Fresno - The ancient purple carrot is returning to its roots, this time to dye processed foods rather than the robes of Afghan royals.

Researchers in California are preparing for increased demand for fruits and vegetables that pull double duty as dyes as the deadline approaches for when the European Union will require warning labels on foods synthetically colored.

"There's a mad dash in Europe to get synthetic dyes out and put natural ones in, and it's coming across the Atlantic," said Stephen Lauro, general manager in Anaheim of ColorMaker, which turns beets, berries, cabbages and carrots into dyes for products such as Gerber toddler foods and Tang breakfast drink. "It was dumb luck and we stepped into it."

Petroleum-based synthetic dyes approved by the U.S. Food and Drug Administration commonly have been used in processed foods to help them mimic the product they are supposed to represent - for example, the red in some fast-food strawberry sundaes.

"We eat with our eyes, and the first thing you evaluate is color," Lauro said.

Among the best sources of natural vegetable dye are purple carrots, organically grown for the domestic gourmet market in the San Joaquin Valley by Grimmway Farms, which is supplying juice for experiments at California State Polytechnic University-Pomona.

The carrots have been around thousands of years longer than their orange counterparts and are especially high in the antioxidant anthocyanin, the free-radical fighting plant pigment that also colors blueberries and red wine grapes.

"Mom always said vegetables are good for you but didn't know why," said Paul Verderber, juice division manager of Grimmway. "The colors are causing the goodness."

The interest in natural sources of food colorings comes as researchers at Southampton University in England have linked some synthetic dyes with hyperactivity in children.

The United Kingdom moved last year to ban some synthetic food dyes, and on Jan. 1 the European Union will require that foods made with them carry the warning "may have an adverse effect on activity and attention in children."

It means there are two international standards for food additives. Companies that sell in both countries often use petroleum-based dyes in the U.S., such as Red 40 and Yellow 6, but beet root, carrots and paprika in the U.K.

The Center for Science in the Public Interest, a consumer advocacy group, last year petitioned the FDA for warning labels and an eventual ban.

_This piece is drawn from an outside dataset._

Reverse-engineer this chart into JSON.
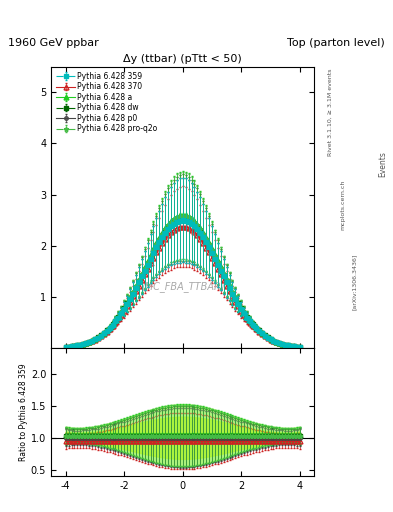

The FDA has not yet responded, and spokeswoman Stephanie Kwisnek says the agency "will continue to closely monitor the scientific literature for new information regarding hyperactivity in children and consumptions of additives."

Consumers are already making a change toward natural products, and companies such as ColorMaker are working to meet the demand from food manufacturers. The company currently gets its purple carrot dye from an obscure source in Turkey, but would prefer an organic domestic supply if researchers can figure out how to extract the same richness of color from varieties suitable to California's climate.

The company has teamed with Ann Marie D. Craig, Ph.D., an assistant professor of food chemistry at Cal Poly, to extract more concentrated anthocyanins to prepare the state's puny-but-potent purple carrot crop for its potential new duty.

Craig, who devotes her career to studying natural colorants, is looking for ways to stabilize anthocyanin-based vegetable dyes, which tend to turn brown when heated, red in acidic foods and blue in alkaline.

Her research is sponsored by Cal State's Agricultural Research Initiative, which funds projects to create new markets for homegrown products.

"At the end of the day, California has the opportunity to become a major supplier," Lauro said. "With a small regulatory change, a brand new market will develop and that will benefit carrots and the Central Valley."